Kedua, hal yang perlu dijelaskan adalah tentang kebolehan pengulangan bacaan dalam ayat al-Qur’an. Dalam kitab at-Tibyan fi Adabi Hamalatil-Qur’an (Hal. 85), Imam an-Nawawi menjelaskan bahwa Nabi Muhammad ﷺ pernah mengulangi bacaan beliau ketika sampai pada ayat berikut; (H.R. Ibnu Majah dan Nasa-i)
اِنْ تُعَذِّبْهُمْ فَاِنَّهُمْ عِبَادُكَ ۚوَاِنْ تَغْفِرْ لَهُمْ فَاِنَّكَ اَنْتَ الْعَزِيْزُ الْحَكِيْمُ ١١٨
Artinya, “Jika Engkau menyiksa mereka, sesungguhnya mereka adalah hamba-hamba-Mu. Jika Engkau mengampuni mereka, sesungguhnya Engkaulah Yang Mahaperkasa lagi Mahabijaksana.” (Q.S. al-Maidah 118)

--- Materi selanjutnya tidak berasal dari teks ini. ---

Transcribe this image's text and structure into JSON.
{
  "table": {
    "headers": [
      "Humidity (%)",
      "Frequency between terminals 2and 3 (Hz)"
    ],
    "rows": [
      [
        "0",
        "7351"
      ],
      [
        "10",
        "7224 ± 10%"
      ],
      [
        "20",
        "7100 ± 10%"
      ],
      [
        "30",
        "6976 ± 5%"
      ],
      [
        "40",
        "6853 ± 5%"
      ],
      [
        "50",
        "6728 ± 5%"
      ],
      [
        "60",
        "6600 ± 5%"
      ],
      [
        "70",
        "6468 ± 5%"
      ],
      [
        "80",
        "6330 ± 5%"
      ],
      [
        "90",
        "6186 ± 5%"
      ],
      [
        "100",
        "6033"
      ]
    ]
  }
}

Masih dalam kitab yang sama, selain rasulullah ﷺ, ada beberapa shahabat juga meniru pengulangan ini. Misalnya, Tamim ad-Dari yang mengulangi ayat ini;
اَمْ حَسِبَ الَّذِيْنَ اجْتَرَحُوا السَّيِّاٰتِ اَنْ نَّجْعَلَهُمْ كَالَّذِيْنَ اٰمَنُوْا وَعَمِلُوا الصّٰلِحٰتِ سَوَاۤءً مَّحْيَاهُمْ وَمَمَاتُهُمْ ۗسَاءَ مَا يَحْكُمُوْنَ ࣖࣖ ٢١
Artinya, “Apakah orang-orang yang melakukan keburukan itu mengira bahwa Kami akan menjadikan mereka seperti orang-orang yang beriman dan mengerjakan amal saleh, yaitu sama kehidupan dan kematian mereka? Alangkah buruknya apa yang mereka tetapkan itu.” (Q.S. al-Jatsiyah 21)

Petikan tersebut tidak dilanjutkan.